I can’t help but think that Hung’s arrogance is at least partly to blame for their failure. If he wasn’t such an ass so much of the time, Joey might have listened to him.

The winners – Tre and CJ – pretty obvious, especially when DiSpirito says he got a frozen meatball from Casey and Dale.

More of Howie being Howie. Again, he didn’t tell Sarah when she was wrong, he just let himself get bent about her nagging him.

And Joey is out.

Interesting. When he and Hung get back to the wait-and-stew room Howie and Sarah are sitting there, Howie looking like he’s surprised to hear the news. It looks like they dismissed the second-to-last team before announcing who was packing knives.

Awww, Joey is one of those big loveable heart-on-his sleeves guys. Of course he cries during his exit interview.


Jeff said...

Great report!

You know, Hung did in fact warn Joey explicitly that the sauce had to be frozen separately. Joey ultimately ignored this becuase he was panicking about getting all the stuff into the freezer before time ran out. Joey's protestation that Hung didn't do enough to stop him was really disingenuous.

Not only was Sara for all intents and purposes NAKED in that hot tub shot, she was drinking and smoking! Hubba hubba!

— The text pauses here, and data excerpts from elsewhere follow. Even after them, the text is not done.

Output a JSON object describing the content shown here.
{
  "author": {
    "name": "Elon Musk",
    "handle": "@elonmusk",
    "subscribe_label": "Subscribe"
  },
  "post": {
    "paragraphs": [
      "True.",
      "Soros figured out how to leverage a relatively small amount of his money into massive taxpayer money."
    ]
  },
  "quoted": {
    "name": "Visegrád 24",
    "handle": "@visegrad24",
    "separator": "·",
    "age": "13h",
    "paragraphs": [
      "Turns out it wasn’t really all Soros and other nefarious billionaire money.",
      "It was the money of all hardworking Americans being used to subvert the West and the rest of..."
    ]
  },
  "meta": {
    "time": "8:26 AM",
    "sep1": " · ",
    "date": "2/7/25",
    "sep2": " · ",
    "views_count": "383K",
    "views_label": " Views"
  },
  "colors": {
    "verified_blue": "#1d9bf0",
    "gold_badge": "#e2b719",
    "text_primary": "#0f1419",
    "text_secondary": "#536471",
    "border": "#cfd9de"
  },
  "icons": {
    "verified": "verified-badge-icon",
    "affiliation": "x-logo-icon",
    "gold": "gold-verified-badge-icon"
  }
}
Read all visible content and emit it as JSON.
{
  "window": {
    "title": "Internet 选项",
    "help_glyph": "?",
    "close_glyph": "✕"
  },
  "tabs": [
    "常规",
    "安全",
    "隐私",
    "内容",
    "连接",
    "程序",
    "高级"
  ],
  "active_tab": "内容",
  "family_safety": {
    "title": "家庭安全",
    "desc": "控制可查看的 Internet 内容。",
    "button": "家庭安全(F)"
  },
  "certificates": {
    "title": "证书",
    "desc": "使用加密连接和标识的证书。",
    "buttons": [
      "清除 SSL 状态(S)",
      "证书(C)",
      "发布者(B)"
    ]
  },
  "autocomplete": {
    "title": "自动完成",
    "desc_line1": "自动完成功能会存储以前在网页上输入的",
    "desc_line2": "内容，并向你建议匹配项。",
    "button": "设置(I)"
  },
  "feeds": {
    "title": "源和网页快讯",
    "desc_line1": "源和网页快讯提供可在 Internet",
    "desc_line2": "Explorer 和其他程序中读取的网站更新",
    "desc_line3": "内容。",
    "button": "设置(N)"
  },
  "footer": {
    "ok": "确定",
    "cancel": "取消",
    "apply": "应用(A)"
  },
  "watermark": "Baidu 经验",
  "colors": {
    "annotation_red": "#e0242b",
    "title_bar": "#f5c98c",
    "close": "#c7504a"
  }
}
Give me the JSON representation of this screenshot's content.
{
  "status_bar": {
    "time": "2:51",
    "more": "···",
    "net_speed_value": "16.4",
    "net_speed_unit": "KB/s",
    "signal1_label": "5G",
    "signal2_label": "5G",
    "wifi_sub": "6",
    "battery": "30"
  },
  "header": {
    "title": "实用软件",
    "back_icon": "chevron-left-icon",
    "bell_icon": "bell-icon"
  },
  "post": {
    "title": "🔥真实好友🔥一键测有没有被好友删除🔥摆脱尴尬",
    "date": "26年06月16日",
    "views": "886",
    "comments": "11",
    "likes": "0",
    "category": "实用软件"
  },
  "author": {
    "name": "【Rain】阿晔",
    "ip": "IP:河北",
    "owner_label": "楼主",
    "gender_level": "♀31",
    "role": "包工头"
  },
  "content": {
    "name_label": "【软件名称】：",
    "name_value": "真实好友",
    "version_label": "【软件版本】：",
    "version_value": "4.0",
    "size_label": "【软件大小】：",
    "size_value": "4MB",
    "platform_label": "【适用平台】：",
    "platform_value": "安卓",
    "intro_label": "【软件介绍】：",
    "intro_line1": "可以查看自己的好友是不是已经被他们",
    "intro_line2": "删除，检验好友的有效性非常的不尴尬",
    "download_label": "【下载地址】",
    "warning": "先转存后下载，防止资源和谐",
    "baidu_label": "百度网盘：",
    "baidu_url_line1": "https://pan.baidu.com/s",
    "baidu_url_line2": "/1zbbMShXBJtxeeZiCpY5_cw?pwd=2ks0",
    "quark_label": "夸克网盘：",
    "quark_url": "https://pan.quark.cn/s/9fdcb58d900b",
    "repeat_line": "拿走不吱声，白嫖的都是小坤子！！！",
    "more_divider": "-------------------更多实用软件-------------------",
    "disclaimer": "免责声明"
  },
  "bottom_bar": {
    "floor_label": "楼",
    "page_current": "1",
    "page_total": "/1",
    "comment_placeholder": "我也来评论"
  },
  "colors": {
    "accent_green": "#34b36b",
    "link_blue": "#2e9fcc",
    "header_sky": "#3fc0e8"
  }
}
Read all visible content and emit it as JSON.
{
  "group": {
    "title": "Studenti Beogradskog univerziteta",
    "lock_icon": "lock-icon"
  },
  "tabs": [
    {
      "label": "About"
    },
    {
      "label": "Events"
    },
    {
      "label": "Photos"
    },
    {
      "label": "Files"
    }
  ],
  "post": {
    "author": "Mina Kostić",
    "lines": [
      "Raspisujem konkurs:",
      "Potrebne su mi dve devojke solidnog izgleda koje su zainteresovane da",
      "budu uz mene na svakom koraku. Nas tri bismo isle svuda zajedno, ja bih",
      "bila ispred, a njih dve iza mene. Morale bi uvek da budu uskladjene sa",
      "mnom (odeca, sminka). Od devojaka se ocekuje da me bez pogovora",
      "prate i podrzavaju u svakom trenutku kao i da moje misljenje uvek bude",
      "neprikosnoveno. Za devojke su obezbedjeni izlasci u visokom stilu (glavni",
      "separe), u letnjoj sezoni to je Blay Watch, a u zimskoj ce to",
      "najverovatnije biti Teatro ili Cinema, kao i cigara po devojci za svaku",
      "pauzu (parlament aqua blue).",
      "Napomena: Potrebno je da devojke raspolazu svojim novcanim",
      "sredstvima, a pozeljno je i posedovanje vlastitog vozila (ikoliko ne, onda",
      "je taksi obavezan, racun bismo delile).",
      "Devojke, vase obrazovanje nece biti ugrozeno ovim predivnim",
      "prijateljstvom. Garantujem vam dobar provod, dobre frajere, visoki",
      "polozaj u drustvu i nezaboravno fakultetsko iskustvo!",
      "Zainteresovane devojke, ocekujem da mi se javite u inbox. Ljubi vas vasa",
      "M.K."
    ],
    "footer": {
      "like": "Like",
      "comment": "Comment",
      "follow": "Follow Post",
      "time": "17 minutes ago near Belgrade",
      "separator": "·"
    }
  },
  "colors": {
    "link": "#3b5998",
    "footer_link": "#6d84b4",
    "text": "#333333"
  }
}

Actually, Dale was smoking too ... I thought that serious chefs were too concerned about the delicate taste buds to smoke?

Anonymous said...

considering these people know so much more about food than an ordinary home cook like me, I was genuinely shocked that they all just threw their cooked pasta and sauce in a bag and thought that would work. I even spread raspberries out on a cookie sheet in the freezer for 10 minutes before storing them long term, otherwise you end up with an inseparable clump that doesn't thaw properly.

Too funny to see Rocco shilling for Bertolli. Is it just me or does the guy age in reverse? I can't really remember what he looked like on The Restaurant, but I swear he currently looks about 21 years old.

Finally, go CJ and Tre.

Anonymous said...

casey is by far my favorite top chef conestent.She is such a nice women and i look up to her for cooking advice. i liked her before but what really made me realize how nice she was, was when she had won the quickfire challenge and even though she couldnt get iliminated she was, and even told the chefs that she was feeling guilty because even though she couldnt get iliminated she said that she should be the one going home!That by far is a true chef and definetly a true women. i admire casey and i think other people should to!